I recently got in and out of the DMV in less than 45 minutes on a Monday morning with no appointment. I shouldn't have told you that this early in the column, because now you will not believe anything I say ever again.
I really did go through the DMV that quickly and not just any DMV, but a DMV in the middle of Hollywood. I didn't believe it either. That speed was extremely unlikely, since Hollywood is a geographically small area with a large amount of people, and most of them have an acute understanding that they are more important than everyone else. The line at the Hollywood DMV is usually so long it is also the line for the Chicago DMV.
However, it was a distinctly Hollywood moment that made my incredibly short journey take 45 minutes instead of 40. Because there was a woman there who had an acute understanding that she was more important than me. But she also had an understanding that some day, she was going to make it! Coming off a driver's license and into a theatre near you!
This particular woman was in line in front of me to get her picture taken. And she must have thought it was a headshot, because the way she approached it was insane.
This was the DMV. If you are doing anything but trying to kill the camera with your eyes, you are the exception to the rule. I'm smiling in my new picture, but that's only because I was laughing about the ridiculous woman before me.
This woman looked like she was in her 60s but looked 50s. She had a "younger than her age" look, in that her face had been recycled a few times. She probably used to be beautiful came to Los Angeles decades ago to become a star, and found nothing more than a few roles where she played a part with a number in the title (i.e. Party Guest Three). If you ever saw the Seinfeld where Kramer moves to Los Angeles, imagine the neighbor that kept hitting on him. If Ms. DMV actually played the role of the neighbor, I wouldn't and would be surprised. I wouldn't because she fits the part perfectly. I would because I bet she's never had a role that big in her life.
When it was time to take the picture, the woman asked how long it would last. When she was told that she'd need a new picture in four years, she was noticeably upset. (I know because she said, "Oh, that's upsetting.") She tried to convince the photographer to make the picture last longer, an odd thing for her to do since he had nothing to do with the expiration date on her particular license. Or anyone's, really. He's just the freakin photographer.
I am guessing she didn't want the picture to expire because she, unlike her headshot, was aging quickly, and she wanted to hold on to her youth. Except it looked like she already dropped that years ago.
After the photographer insisted he could not extend the validity of her driver's license, the woman took out her compact and began applying her make up. For a driver's license photo! She also brushed her hair.

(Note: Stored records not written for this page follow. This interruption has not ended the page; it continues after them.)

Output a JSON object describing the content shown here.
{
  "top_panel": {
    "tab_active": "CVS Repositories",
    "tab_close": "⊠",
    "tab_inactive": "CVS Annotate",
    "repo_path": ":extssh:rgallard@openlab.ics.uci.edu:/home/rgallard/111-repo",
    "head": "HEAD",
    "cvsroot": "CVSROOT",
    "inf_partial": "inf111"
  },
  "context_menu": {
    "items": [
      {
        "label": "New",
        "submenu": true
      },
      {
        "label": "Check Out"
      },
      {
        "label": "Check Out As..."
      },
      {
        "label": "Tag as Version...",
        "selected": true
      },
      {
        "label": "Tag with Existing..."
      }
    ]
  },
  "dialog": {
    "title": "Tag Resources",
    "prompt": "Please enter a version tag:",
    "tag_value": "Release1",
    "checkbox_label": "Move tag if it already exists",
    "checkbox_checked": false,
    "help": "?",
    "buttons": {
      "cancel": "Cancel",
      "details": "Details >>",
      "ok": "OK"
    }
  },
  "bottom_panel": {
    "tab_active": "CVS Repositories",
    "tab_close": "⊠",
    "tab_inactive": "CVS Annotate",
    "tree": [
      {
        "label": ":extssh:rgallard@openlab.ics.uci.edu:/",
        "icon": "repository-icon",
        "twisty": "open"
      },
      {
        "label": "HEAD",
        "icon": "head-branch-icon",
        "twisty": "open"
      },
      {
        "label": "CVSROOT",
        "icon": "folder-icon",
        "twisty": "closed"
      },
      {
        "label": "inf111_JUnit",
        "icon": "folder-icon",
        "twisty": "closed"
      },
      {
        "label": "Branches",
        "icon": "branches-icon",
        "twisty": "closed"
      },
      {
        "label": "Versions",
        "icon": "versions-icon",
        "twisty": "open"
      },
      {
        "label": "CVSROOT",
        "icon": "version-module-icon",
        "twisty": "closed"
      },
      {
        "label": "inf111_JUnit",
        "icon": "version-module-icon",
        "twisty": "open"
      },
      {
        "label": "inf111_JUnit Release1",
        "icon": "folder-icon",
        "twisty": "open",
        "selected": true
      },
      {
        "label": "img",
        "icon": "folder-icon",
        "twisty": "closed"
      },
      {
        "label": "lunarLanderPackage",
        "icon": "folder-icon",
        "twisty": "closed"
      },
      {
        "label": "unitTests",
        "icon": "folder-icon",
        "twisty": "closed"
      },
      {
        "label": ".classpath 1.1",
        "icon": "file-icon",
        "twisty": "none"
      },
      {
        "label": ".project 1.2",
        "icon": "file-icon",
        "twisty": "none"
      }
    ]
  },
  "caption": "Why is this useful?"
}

Before she put on enough makeup to make Tammy Faye Baker jealous, the woman looked a bit like one of the characters in "Witness," the Harrison Ford movie where he goes undercover as an Amish man. I chuckled while picturing this woman at the Department of Horse Drawn Carriages, asking how long the pencil drawing would last.
There is something to be said for wanting to look good. Especially if you're pursuing a career in entertainment. But this was a driver's license. No one who matters to her career will ever see this. But I can imagine the scenario playing in her head where someone would.
It's a nice day, and she goes out for a drive along the beach, as she so often did before the Dodgers moved to town. She speeds a bit, because she likes things fast (mainly because she doesn't have much time left). A policeman stops her, and while he's taking down her information, he says, "say, this is a snazzy picture! My brother is the head of a major studio and is looking for a star for his next talkie. You have what it takes, my dear woman! Forget downtown, you're going straight to the top!"
Maybe I'm inventing all of this and the woman just wanted to hold on to her fleeting youth. But I can't imagine the florescent lighting, solid background, and antiseptic atmosphere of the Hollywood DMV helped that picture much. Especially since I saw the printout, and she totally blinked.
Good thing that picture only lasts four years. Ironic, since that's how long I was expecting to be on line.